Key facts
- OpenAI's GPT-5.5 Cyber AI achieved a 71.4% success rate on expert-level advanced cyber tasks.
- Anthropic's Mythos Preview model achieved a 68.6% success rate on the same tasks.
- GPT-5.5 represents a similar level of cyber performance to previous frontier models, indicating a broader trend.
- Anthropic's models are currently offline due to a Trump administration export ban.
- OpenAI has launched 'Patch the Planet' to assist open-source projects in improving their security with AI tools.
OpenAI's GPT-5.5 Cyber AI has demonstrated superior performance in cybersecurity evaluations compared to Anthropic's Mythos model, according to recent assessments. The CyberGym leaderboard shows GPT-5.5 achieving a higher success rate on advanced tasks, including complex reverse engineering and exploitation challenges.
AISI's evaluations found that GPT-5.5 achieved an average pass rate of 71.4% on expert-level tasks, surpassing Mythos Preview's 68.6%. This indicates a broader trend in AI's cyber capabilities rather than a breakthrough specific to one model. The advanced tasks, developed with cybersecurity firms, probe skills like vulnerability research and exploitation against realistic targets.

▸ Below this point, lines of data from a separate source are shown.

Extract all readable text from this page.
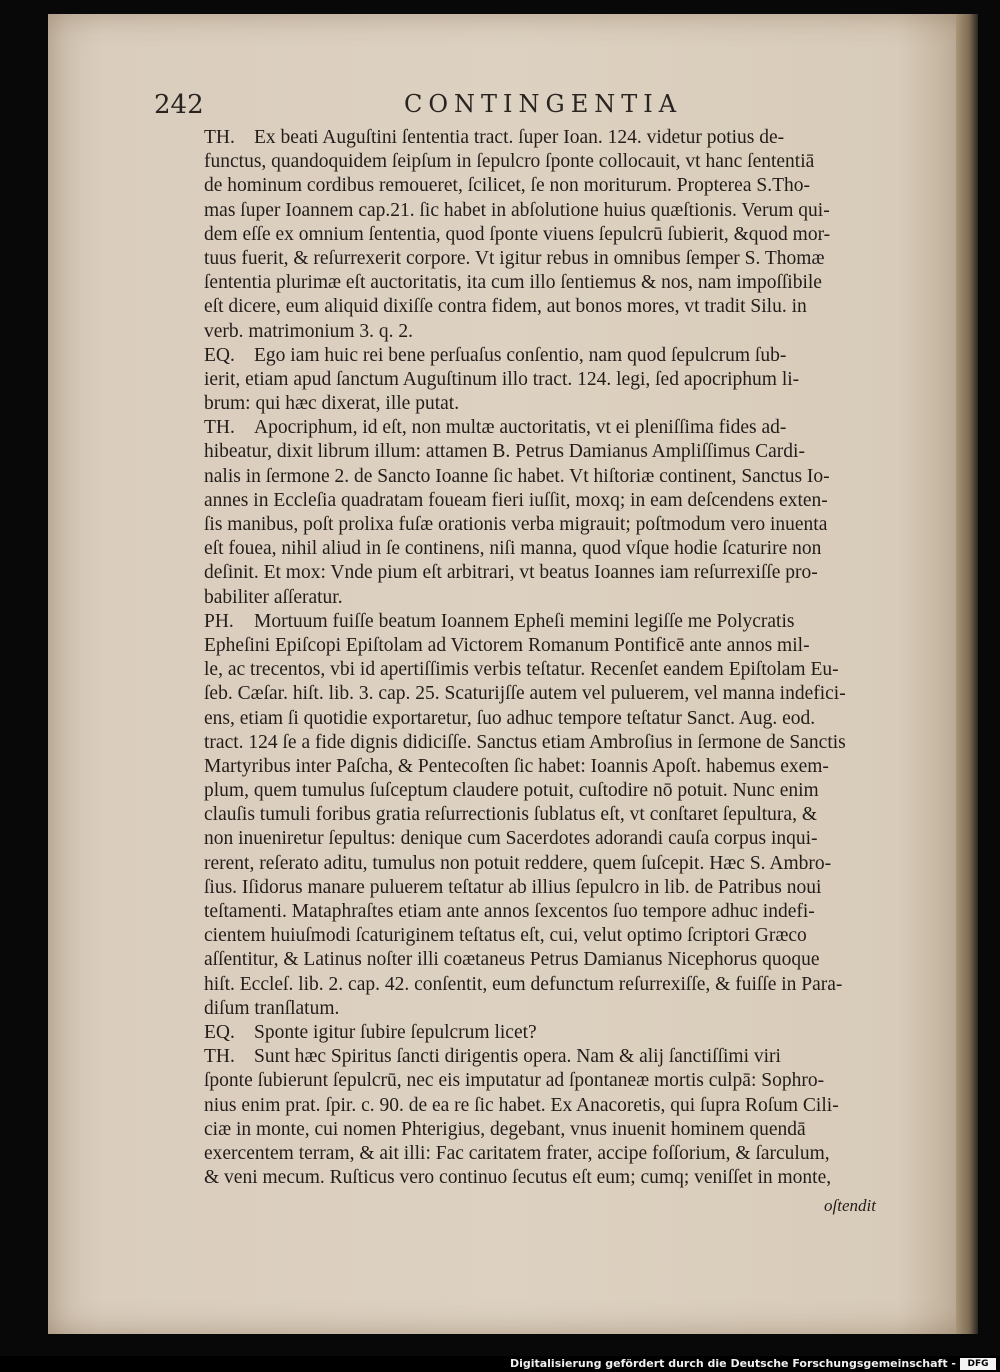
242	CONTINGENTIA
TH. Ex beati Auguſtini ſententia tract. ſuper Ioan. 124. videtur potius de-
functus, quandoquidem ſeipſum in ſepulcro ſponte collocauit, vt hanc ſententiā
de hominum cordibus remoueret, ſcilicet, ſe non moriturum. Propterea S.Tho-
mas ſuper Ioannem cap.21. ſic habet in abſolutione huius quæſtionis. Verum qui-
dem eſſe ex omnium ſententia, quod ſponte viuens ſepulcrū ſubierit, &quod mor-
tuus fuerit, & reſurrexerit corpore. Vt igitur rebus in omnibus ſemper S. Thomæ
ſententia plurimæ eſt auctoritatis, ita cum illo ſentiemus & nos, nam impoſſibile
eſt dicere, eum aliquid dixiſſe contra fidem, aut bonos mores, vt tradit Silu. in
verb. matrimonium 3. q. 2.
EQ. Ego iam huic rei bene perſuaſus conſentio, nam quod ſepulcrum ſub-
ierit, etiam apud ſanctum Auguſtinum illo tract. 124. legi, ſed apocriphum li-
brum: qui hæc dixerat, ille putat.
TH. Apocriphum, id eſt, non multæ auctoritatis, vt ei pleniſſima fides ad-
hibeatur, dixit librum illum: attamen B. Petrus Damianus Ampliſſimus Cardi-
nalis in ſermone 2. de Sancto Ioanne ſic habet. Vt hiſtoriæ continent, Sanctus Io-
annes in Eccleſia quadratam foueam fieri iuſſit, moxq; in eam deſcendens exten-
ſis manibus, poſt prolixa fuſæ orationis verba migrauit; poſtmodum vero inuenta
eſt fouea, nihil aliud in ſe continens, niſi manna, quod vſque hodie ſcaturire non
deſinit. Et mox: Vnde pium eſt arbitrari, vt beatus Ioannes iam reſurrexiſſe pro-
babiliter aſſeratur.
PH. Mortuum fuiſſe beatum Ioannem Epheſi memini legiſſe me Polycratis
Epheſini Epiſcopi Epiſtolam ad Victorem Romanum Pontificē ante annos mil-
le, ac trecentos, vbi id apertiſſimis verbis teſtatur. Recenſet eandem Epiſtolam Eu-
ſeb. Cæſar. hiſt. lib. 3. cap. 25. Scaturijſſe autem vel puluerem, vel manna indefici-
ens, etiam ſi quotidie exportaretur, ſuo adhuc tempore teſtatur Sanct. Aug. eod.
tract. 124 ſe a fide dignis didiciſſe. Sanctus etiam Ambroſius in ſermone de Sanctis
Martyribus inter Paſcha, & Pentecoſten ſic habet: Ioannis Apoſt. habemus exem-
plum, quem tumulus ſuſceptum claudere potuit, cuſtodire nō potuit. Nunc enim
clauſis tumuli foribus gratia reſurrectionis ſublatus eſt, vt conſtaret ſepultura, &
non inueniretur ſepultus: denique cum Sacerdotes adorandi cauſa corpus inqui-
rerent, reſerato aditu, tumulus non potuit reddere, quem ſuſcepit. Hæc S. Ambro-
ſius. Iſidorus manare puluerem teſtatur ab illius ſepulcro in lib. de Patribus noui
teſtamenti. Mataphraſtes etiam ante annos ſexcentos ſuo tempore adhuc indefi-
cientem huiuſmodi ſcaturiginem teſtatus eſt, cui, velut optimo ſcriptori Græco
aſſentitur, & Latinus noſter illi coætaneus Petrus Damianus Nicephorus quoque
hiſt. Eccleſ. lib. 2. cap. 42. conſentit, eum defunctum reſurrexiſſe, & fuiſſe in Para-
diſum tranſlatum.
EQ. Sponte igitur ſubire ſepulcrum licet?
TH. Sunt hæc Spiritus ſancti dirigentis opera. Nam & alij ſanctiſſimi viri
ſponte ſubierunt ſepulcrū, nec eis imputatur ad ſpontaneæ mortis culpā: Sophro-
nius enim prat. ſpir. c. 90. de ea re ſic habet. Ex Anacoretis, qui ſupra Roſum Cili-
ciæ in monte, cui nomen Phterigius, degebant, vnus inuenit hominem quendā
exercentem terram, & ait illi: Fac caritatem frater, accipe foſſorium, & ſarculum,
& veni mecum. Ruſticus vero continuo ſecutus eſt eum; cumq; veniſſet in monte,
oſtendit
Digitalisierung gefördert durch die Deutsche Forschungsgemeinschaft -	DFG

This development comes as Anthropic's models, including Mythos, are reportedly offline due to an export ban imposed by the Trump administration. OpenAI, meanwhile, is expanding its efforts in cybersecurity AI, offering "trusted access" to its models and launching initiatives like 'Patch the Planet'.
'Patch the Planet,' a collaboration with Trail of Bits, HackerOne, and Calif., aims to help open-source projects improve their security by leveraging AI tools for vulnerability detection and patching. OpenAI is subsidizing usage of its Codex Security scanner for open-source and private code, with over 30 projects already participating.